Parution : 27 janvier 2017 – Auto-édition – Prix Numérique : 4,99€ – Prix papier :  14,90€ –  Pages : 160

Fanny N. adore les bébés. En avoir un à elle, c’est le rêve de sa vie. Quand elle les regarde, au parc, dans leurs poussettes, avec leurs mamans, l’envie monte, monte… et peut-être aussi la jalousie. Car Fanny N. a 33 ans, mesure 1,59 m, pèse 100 kilos, et vit encore chez sa mère, qui l’infantilise totalement. Il faut dire que Fanny N. n’est pas tout à fait comme la majorité des jeunes femmes de son âge, avec son corps dévasté par des monstres et sa simplicité d’esprit proche de celle des petits dont elle s’occupe à la crèche. Alors les prétendants au titre de père ne se bousculent pas au portillon.

« Avant de savoir que je ne serai jamais quelqu’un d’autre que moi, il a fallu que je vive tout ça. »

Que faire, dans ces conditions ? Que faire de cette tendresse qui la dévore au fil du temps ? Que faire de ces désirs frustrés, de cette douleur insupportable ? Que faire, lorsque l’envie devient obsession ? Barricadée derrière ses éclairs de lucidité, d’humour et d’autodérision, Fanny N. pourra-t-elle tenir encore longtemps ou finira-t-elle par exploser comme une bombe à retardement ?

Un livre court, mais tellement intense ! Fanny N. est attachante et déstabilise le lecteur car elle s’adresse à lui… Et parfois parle d’elle-même pour se détacher et sa schizophrénie est exploitée par l’auteur avec une réalité déroutante et brio.

Fanny ne laisse pas indifférente… Fanny nous embarque dans sa folie, tour à tour on la déteste, on l’aime, on a de la compassion pour elle… Elle est tellement vivante… Emmurée dans sa folie…

Fanny N. m’a foutu une sacrée claque, car «Fanny N. est enragée en dedans. Mais en dehors elle est douce comme une image.»

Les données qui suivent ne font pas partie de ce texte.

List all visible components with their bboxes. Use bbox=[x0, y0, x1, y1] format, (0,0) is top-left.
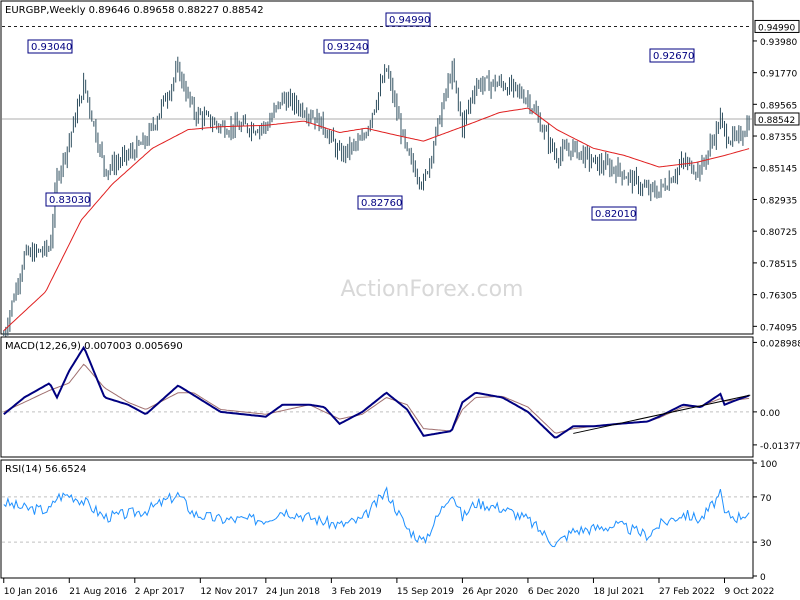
macd-tick-label: -0.013779 bbox=[760, 442, 800, 452]
rsi-tick-label: 100 bbox=[760, 460, 777, 470]
annotation-box bbox=[357, 195, 403, 210]
macd-y-axis: 0.028988 0.00 -0.013779 bbox=[753, 339, 800, 452]
rsi-tick-label: 30 bbox=[760, 539, 772, 549]
rsi-panel: RSI(14) 56.6524 bbox=[0, 459, 754, 579]
time-tick-label: 21 Aug 2016 bbox=[69, 587, 127, 597]
time-tick-label: 3 Feb 2019 bbox=[331, 587, 382, 597]
annotation-box bbox=[27, 39, 73, 54]
price-panel-title: EURGBP,Weekly 0.89646 0.89658 0.88227 0.… bbox=[5, 5, 264, 16]
annotation-label: 0.93040 bbox=[31, 42, 72, 53]
time-tick-label: 26 Apr 2020 bbox=[462, 587, 518, 597]
time-tick-label: 10 Jan 2016 bbox=[4, 587, 58, 597]
annotation-label: 0.82010 bbox=[595, 209, 636, 220]
time-tick-label: 2 Apr 2017 bbox=[135, 587, 185, 597]
annotation-box bbox=[323, 39, 369, 54]
price-tick-label: 0.89565 bbox=[760, 101, 797, 111]
macd-trendline bbox=[573, 394, 751, 434]
price-y-axis: 0.93980 0.91770 0.89565 0.87355 0.85145 0.829… bbox=[753, 19, 800, 333]
price-tick-label: 0.93980 bbox=[760, 38, 797, 48]
last-price-label: 0.88542 bbox=[758, 116, 795, 126]
time-tick-label: 9 Oct 2022 bbox=[725, 587, 775, 597]
macd-tick-label: 0.00 bbox=[760, 409, 780, 419]
price-tick-label: 0.76305 bbox=[760, 292, 797, 302]
annotation-box bbox=[649, 48, 695, 63]
watermark: ActionForex.com bbox=[341, 277, 524, 302]
moving-average-line bbox=[3, 107, 750, 331]
rsi-tick-label: 70 bbox=[760, 494, 772, 504]
high-level-box bbox=[754, 19, 800, 33]
time-tick-label: 24 Jun 2018 bbox=[266, 587, 320, 597]
price-tick-label: 0.80725 bbox=[760, 228, 797, 238]
time-tick-label: 18 Jul 2021 bbox=[593, 587, 644, 597]
annotation-label: 0.94990 bbox=[389, 15, 430, 26]
price-tick-label: 0.82935 bbox=[760, 196, 797, 206]
time-tick-label: 27 Feb 2022 bbox=[659, 587, 715, 597]
annotation-box bbox=[591, 206, 637, 221]
price-tick-label: 0.87355 bbox=[760, 133, 797, 143]
annotation-label: 0.83030 bbox=[49, 195, 90, 206]
time-axis: 10 Jan 2016 21 Aug 2016 2 Apr 2017 12 Nov 2… bbox=[3, 578, 775, 597]
time-tick-label: 12 Nov 2017 bbox=[200, 587, 258, 597]
annotation-box bbox=[45, 192, 91, 207]
macd-line bbox=[3, 345, 750, 439]
rsi-y-axis: 100 70 30 0 bbox=[753, 460, 777, 583]
annotation-label: 0.92670 bbox=[653, 51, 694, 62]
rsi-line bbox=[3, 486, 750, 548]
price-panel: EURGBP,Weekly 0.89646 0.89658 0.88227 0.… bbox=[0, 0, 754, 340]
macd-panel: MACD(12,26,9) 0.007003 0.005690 bbox=[0, 336, 754, 458]
macd-panel-title: MACD(12,26,9) 0.007003 0.005690 bbox=[5, 341, 183, 352]
annotation-label: 0.82760 bbox=[361, 198, 402, 209]
rsi-panel-title: RSI(14) 56.6524 bbox=[5, 464, 86, 475]
time-tick-label: 6 Dec 2020 bbox=[528, 587, 580, 597]
last-price-box bbox=[754, 112, 800, 126]
macd-tick-label: 0.028988 bbox=[760, 339, 800, 349]
time-tick-label: 15 Sep 2019 bbox=[397, 587, 454, 597]
price-candles bbox=[3, 56, 750, 340]
annotation-box bbox=[385, 12, 431, 27]
annotation-label: 0.93240 bbox=[327, 42, 368, 53]
high-level-label: 0.94990 bbox=[758, 23, 795, 33]
price-tick-label: 0.78515 bbox=[760, 260, 797, 270]
rsi-tick-label: 0 bbox=[760, 573, 766, 583]
price-tick-label: 0.85145 bbox=[760, 165, 797, 175]
price-tick-label: 0.74095 bbox=[760, 323, 797, 333]
price-tick-label: 0.91770 bbox=[760, 70, 797, 80]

OK Fanny est schizophrène, mais la vie n’a pas été tendre avec elle

« Elle m’a prise dans ses bras pour me consoler. Ça m’a dégoûté de sentir son ventre chaud et ses seins. Mais je me suis laissée faire. Elle me berce quelquefois comme ça. Elle défait ses fringues et elle me fait sucer ses seins, comme si j’étais un bébé qui tète….. Je sais que ma mère est folle.. »

C’est une histoire dure, crue (viol, inceste) à laquelle Alice Quinn donne vie. Il faut une sacrée dose de talent pour se mettre dans la peau d’un tel personnage, le mettre au monde, le faire grandir mais avec tellement d’amour, que cela se sent entre chaque mot. La vie de Fanny est glauque, froide, horrible…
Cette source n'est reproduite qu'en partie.